The satellite was helping to provide internet services to rural areas that are not connected to fiber optic cables, and was also being used to broadcast Venezuela’s heavily politicized state-run television channels into poor or rural homes that have no access to cable TV.
“Now the government will need to resort to international satellite providers to distribute its content” to the poorest Venezuelans, said William Peña a Venezuelan journalist who specializes on telecommunications. But migrating to commercial satellites will cost millions of dollars and could be hindered by U.S. sanctions.
State-run television will continue to be broadcast through cable operators and old-fashioned antennas. But Peña said that it will be harder to access in some parts of the country where telecommunications infrastructure is crumbling. A report published in 2018 by Venezuela's official National Telecommunicatrions Commission noted that only six of 10 homes in the country have paid television services like cable or DirectTV.
The satellite’s problems were first noticed on March 13, when ExoAnalytic Solutions, a California company that tracks global satellite traffic, reported that VeneSat-1 had veered away from its position at 78 degrees west longitude above Venezuela and was tumbling westward.
The findings were also confirmed by AGI a Pennsylvania-based satellite tracking company. Both companies found that the satellite was significantly veering off its programmed course, with its orbit at least 50 kilometers (30 miles) m above the arc used by most telecommunications satellites.
Venezuela’s Ministry of Science confirmed in a statement on Wednesday that the Simon Bolivar Satellite – named after Venezuela’s independence hero – was no longer operational. But it did not provide details on why it had gone haywire.
William Therien vice president of engineering for ExoAnalytic Solutions, said that satellites could be forced out of their planned orbits by factors that include overheating, a component failure or impact from micro meteors.
Analysts in Venezuela believe that the satellite could have been lost due to a shortage of fuel.

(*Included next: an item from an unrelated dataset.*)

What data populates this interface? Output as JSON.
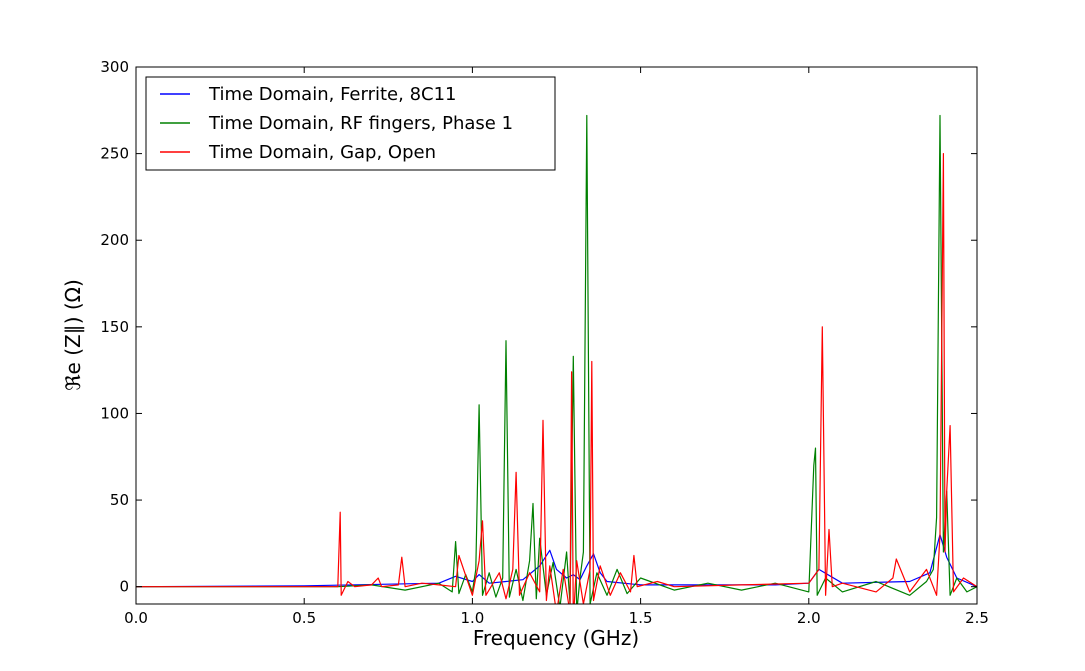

The satellite was placed at an orbital slot that was not ideal for providing services to Venezuela, meaning that more fuel had to be spent to keep it on track.
“Many people in the industry thought it would not last the full 15 years” said Patrick Boza, a Venezuelan telecommunications consultant. “When this satellite was put in orbit, more fuel than usual was spent trying to stabilize it.”
The Venezuelan satellite was placed on 78 degrees west longitude, an orbital slot assigned to the nation of Uruguay. Peña said that at a better slot, given Venezuela’s geographical position, would have been at 68 degrees west.
But that slot belonged to the Andean Community of Nations, a multi-national bloc that Venezuela was in the process of leaving because the group was pushing for a free-trade agreement with the United States.
“Venezuela struck a deal with Uruguay because it was an ideologically friendly nation,” Peña said. “But it was not the ideal position. The satellite fell to ideological arrogance.”